His death came as a shock, said Kellam, adding that Jordan-Berenis was one of her best friends and one of the “kindest and most compassionate” people she’d ever known.
“Joe’s passing was devastating news — for the shelter, for the community and for me, personally,” Interfaith Community Shelter board chairman and volunteer Len Rand wrote in an email Monday. “He will be sorely missed as a capable advocate for the homeless and as a good friend. Joe was one of the truly good human beings it has been my honor to know.”
Jordan-Berenis’ career serving individuals experiencing homelessness began at an agency that grew out of the Woodstock Festival in New York in 1969, according to an announcement the shelter released when he retired. He joined Family of Woodstock in 1980, serving as a counselor program director and, ultimately, the organization’s executive director.
He once said the Family of Woodstock was based on a philosophy of being nonjudgemental and nondirective, “meaning you don’t tell people what to do, you offer them choices, and they decide.” He brought that philosophy with him to the Interfaith shelter.
In a My View published in The New Mexican in February, Guy Gronquist wrote Jordan-Berenis remained calm but firm.
“His mantra remains to treat everyone with respect and to meet them where they are,” Gronquist wrote. “He is compassionate, fair and even-handed.”
Some of the dozen or so people waiting outside the gate for the shelter to open Monday knew Jordan-Berenis by name and remembered him as someone who truly listened to them.
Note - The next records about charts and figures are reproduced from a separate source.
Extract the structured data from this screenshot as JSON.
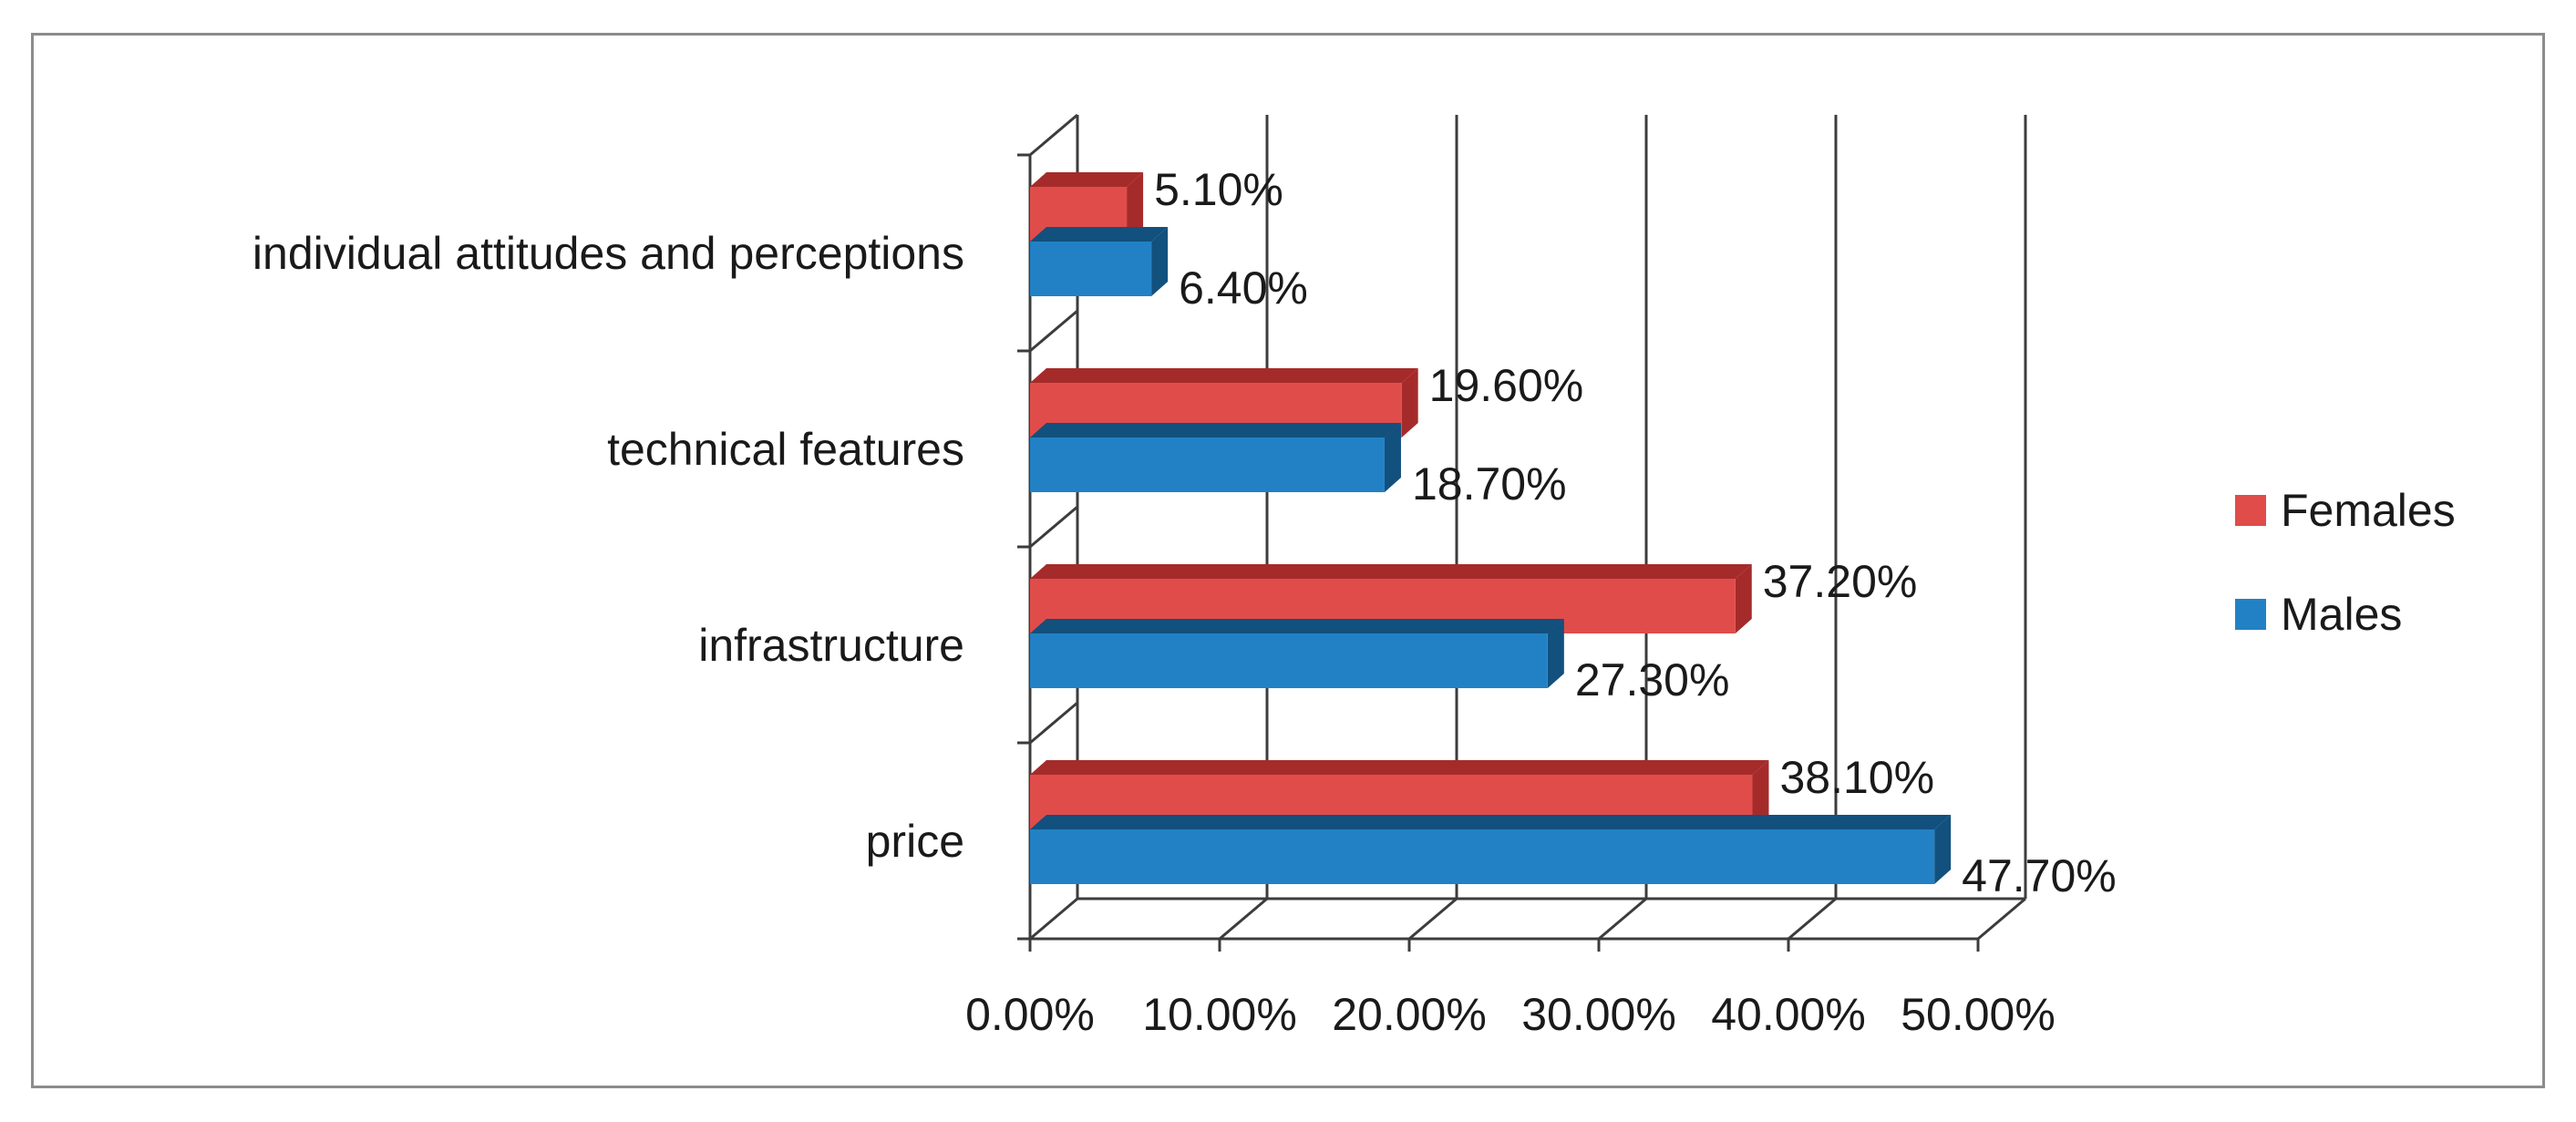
{
  "chart_data": {
    "type": "bar",
    "orientation": "horizontal",
    "style": "3d",
    "categories": [
      "price",
      "infrastructure",
      "technical features",
      "individual attitudes and perceptions"
    ],
    "series": [
      {
        "name": "Females",
        "color": "#e04c4a",
        "color_dark": "#a52b2a",
        "values": [
          38.1,
          37.2,
          19.6,
          5.1
        ],
        "labels": [
          "38.10%",
          "37.20%",
          "19.60%",
          "5.10%"
        ]
      },
      {
        "name": "Males",
        "color": "#2281c4",
        "color_dark": "#12507e",
        "values": [
          47.7,
          27.3,
          18.7,
          6.4
        ],
        "labels": [
          "47.70%",
          "27.30%",
          "18.70%",
          "6.40%"
        ]
      }
    ],
    "xlim": [
      0,
      50
    ],
    "xticks": [
      "0.00%",
      "10.00%",
      "20.00%",
      "30.00%",
      "40.00%",
      "50.00%"
    ],
    "grid": true,
    "legend": "right",
    "title": "",
    "xlabel": "",
    "ylabel": ""
  }
}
“He was a very good human being,” said Jose Rodriguez, 34, who said he’s been getting assistance with food and shelter from Pete’s Place for about three years. “He was very kind to all of us. He helped us out with food and clothes. It seemed like he cared about us, which is rare for the homeless.”
Interfaith Shelter case manager Clinton Herring said Jordan-Berenis turned the shelter from a dangerous place into one that was loving and safe and was a role model for him and others who work with “a very difficult population.”
“I never saw him lose his temper or get angry,” Herring said Monday, before pausing to answer a call from Kellam about how things were going at the shelter.
The pain of losing their friend was evident in both their voices.
“We’re not falling apart here,” Herring assured Kellam, “just inside.”
Jordan-Berenis’ family could not be reached for comment or information on funeral services late Monday.